The fountain was frozen, the hedges glittered with freshly fallen snow, an icy moon shone through an aura o
f mist. Stars glimmered brighter than she had ever seen them and somewhere in the woods, beyond the dovecote, an owl hooted through the darkness. ‘You’ll die of cold,’ said Robert, stepping out to join her. He took off his jacket and placed it over her shoulders. He stood beside her. ‘I’m sorry, perhaps I shouldn’t have asked you about Ireland.’
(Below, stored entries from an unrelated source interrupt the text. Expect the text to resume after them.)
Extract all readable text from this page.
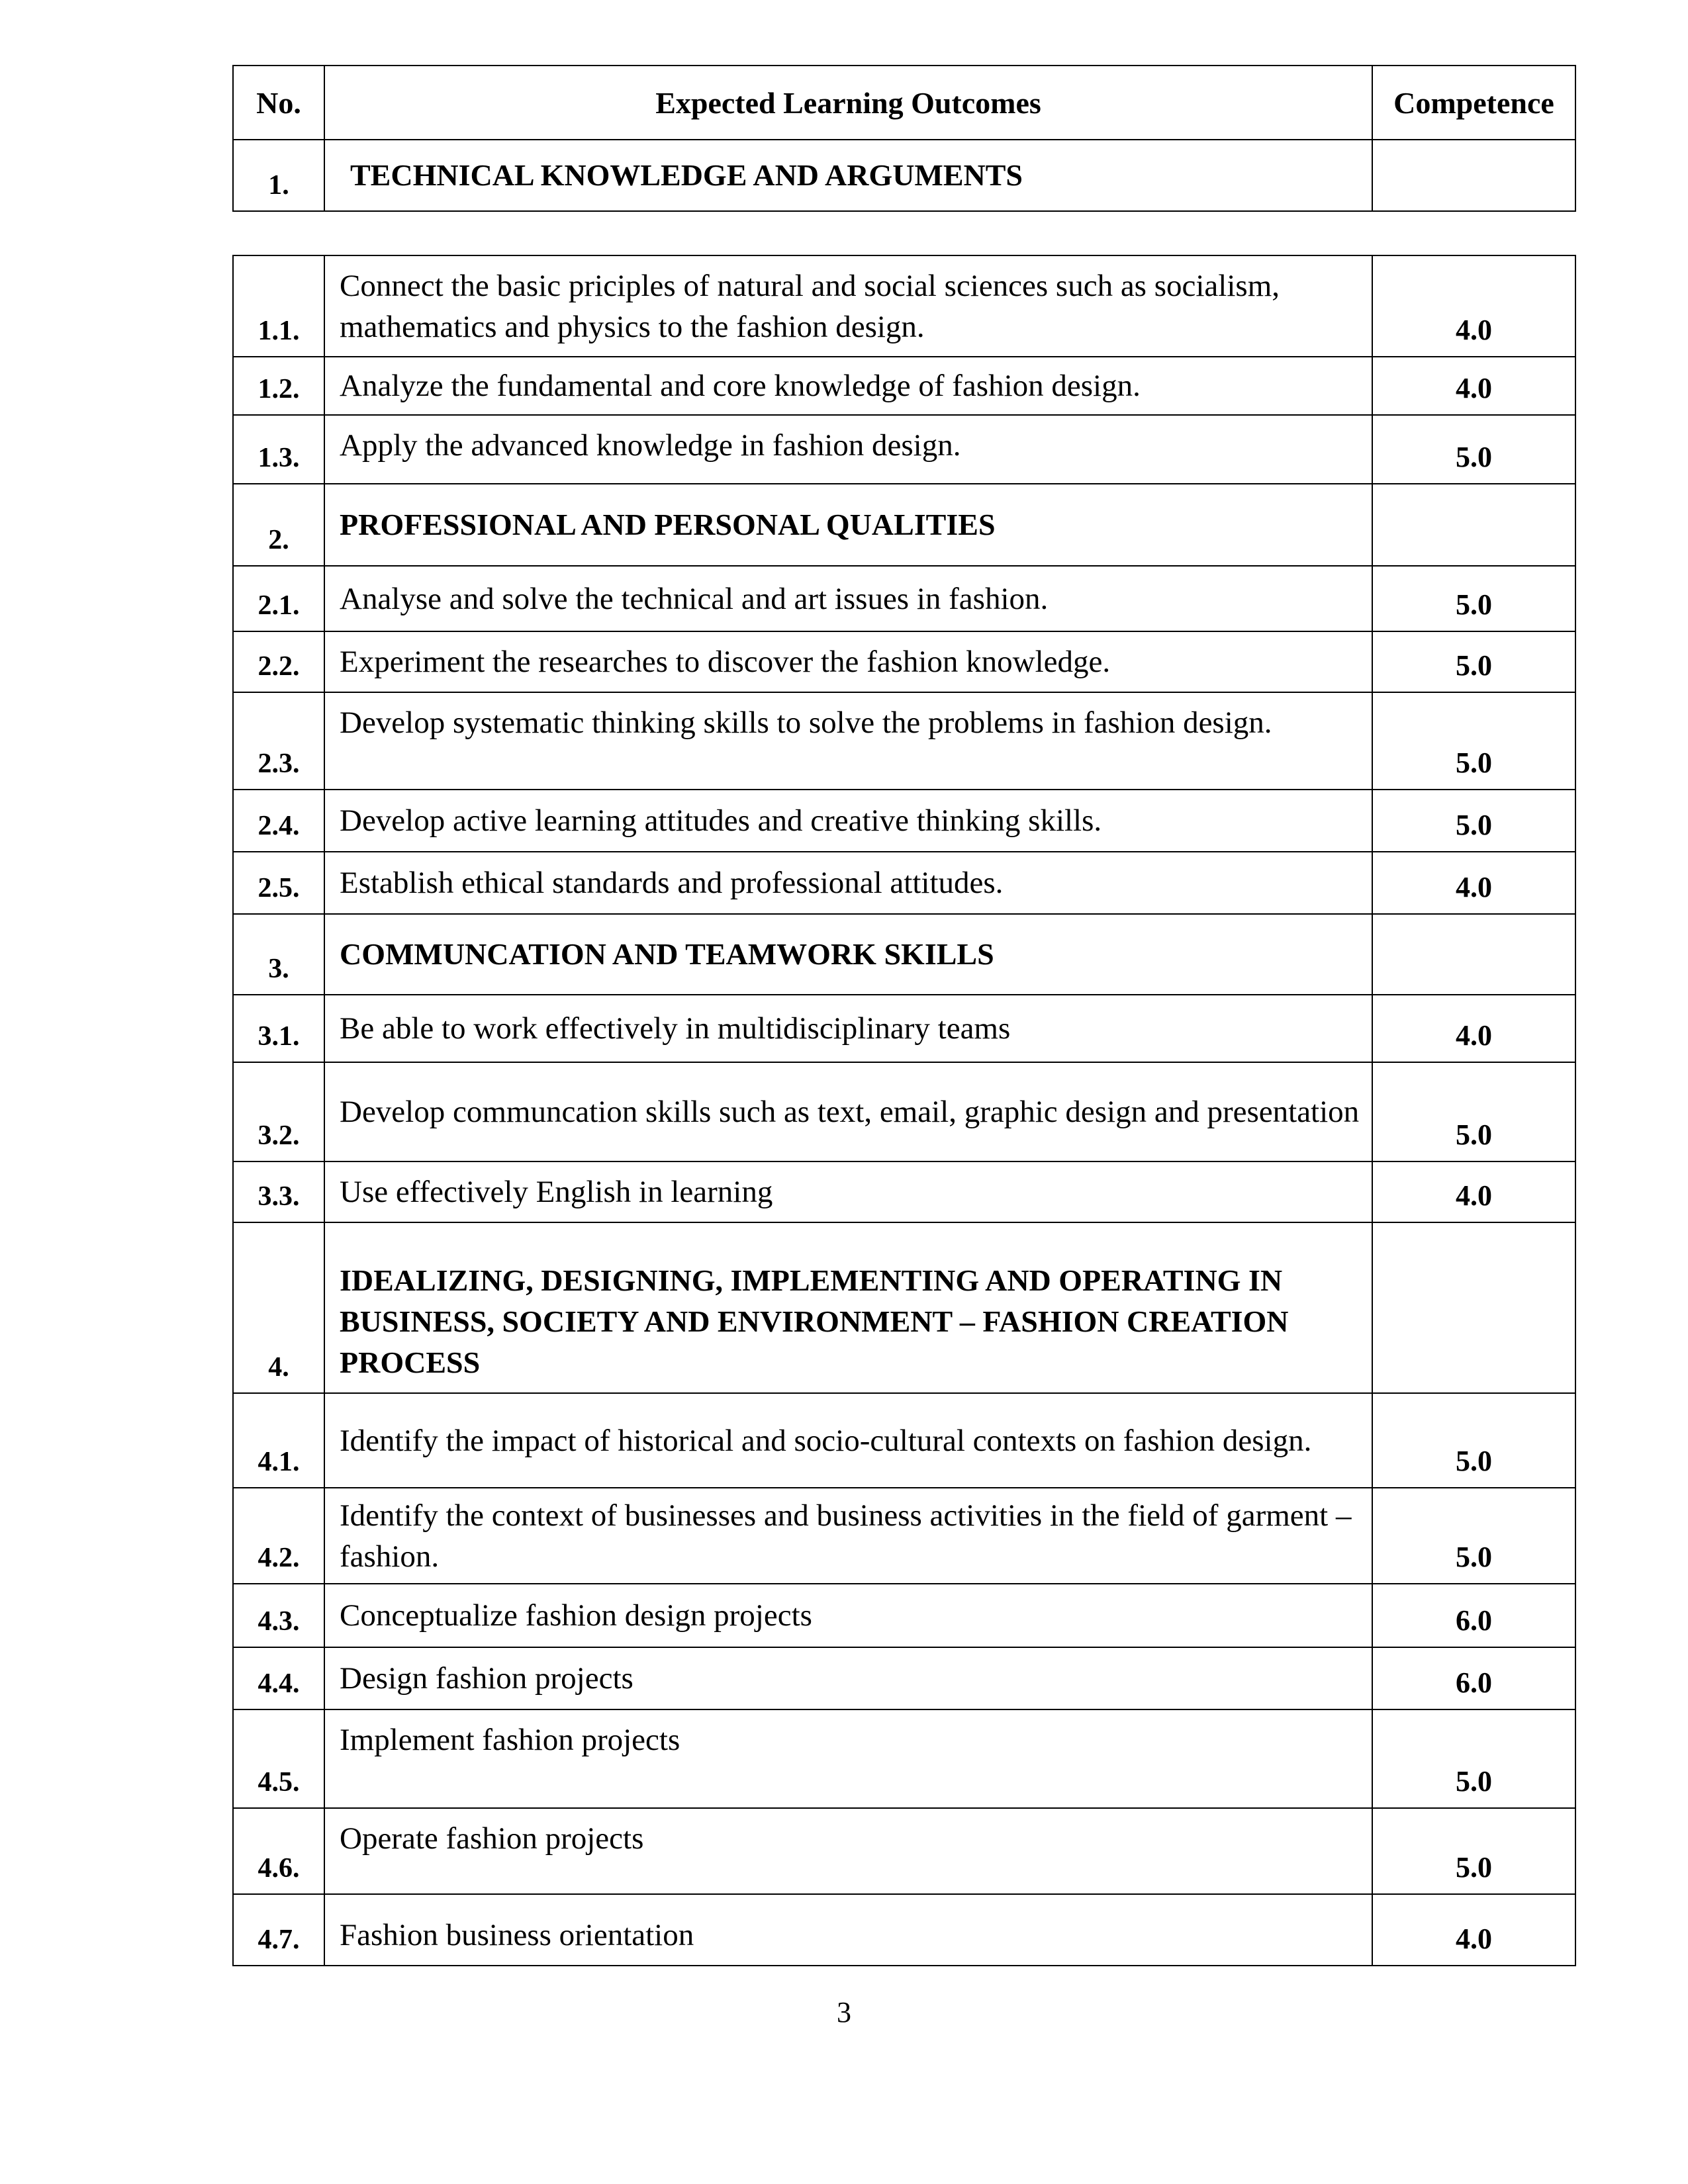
No.	Expected Learning Outcomes	Competence
1.	TECHNICAL KNOWLEDGE AND ARGUMENTS	
1.1.	Connect the basic priciples of natural and social sciences such as socialism, mathematics and physics to the fashion design.	4.0
1.2.	Analyze the fundamental and core knowledge of fashion design.	4.0
1.3.	Apply the advanced knowledge in fashion design.	5.0
2.	PROFESSIONAL AND PERSONAL QUALITIES	
2.1.	Analyse and solve the technical and art issues in fashion.	5.0
2.2.	Experiment the researches to discover the fashion knowledge.	5.0
2.3.	Develop systematic thinking skills to solve the problems in fashion design.	5.0
2.4.	Develop active learning attitudes and creative thinking skills.	5.0
2.5.	Establish ethical standards and professional attitudes.	4.0
3.	COMMUNCATION AND TEAMWORK SKILLS	
3.1.	Be able to work effectively in multidisciplinary teams	4.0
3.2.	Develop communcation skills such as text, email, graphic design and presentation	5.0
3.3.	Use effectively English in learning	4.0
4.	IDEALIZING, DESIGNING, IMPLEMENTING AND OPERATING IN BUSINESS, SOCIETY AND ENVIRONMENT – FASHION CREATION PROCESS	
4.1.	Identify the impact of historical and socio-cultural contexts on fashion design.	5.0
4.2.	Identify the context of businesses and business activities in the field of garment – fashion.	5.0
4.3.	Conceptualize fashion design projects	6.0
4.4.	Design fashion projects	6.0
4.5.	Implement fashion projects	5.0
4.6.	Operate fashion projects	5.0
4.7.	Fashion business orientation	4.0
3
Kitty shivered and put the jacket on. It was warm where his body had been. ‘I try so hard to suppress it, Robert. I try all the time but every day it’s a struggle. My heart bleeds for my home. I love it, you see. I love it more than anything in the world.’
‘I understand your love, Kitty. Castle Deverill was one of the most wonderful places I have ever been to in my life. I’ve travelled to Italy and Spain, Morocco and France and yet, those rugged green hills of Cork are among the most beautiful sights my eyes have witnessed. They seem to touch one deeply, in one’s soul. I was so lucky to have spent those years there with you.’
‘But you were so unhappy?’
‘Unhappy, yes, but surrounded by such beauty.’ Her eyes glittered in the moonlight and Robert gazed into them, his heart swelling with love. ‘I’d give you Ireland if I could,’ he said softly, looking at her earnestly through his round spectacles. ‘I’d take you back and watch you flower like the purple heather on the hills.’ He ran his fingers down her damp cheek. ‘Nothing would make me happier than to return to Castle Deverill and rebuild your home stone by stone. I’d sell my soul to do it.’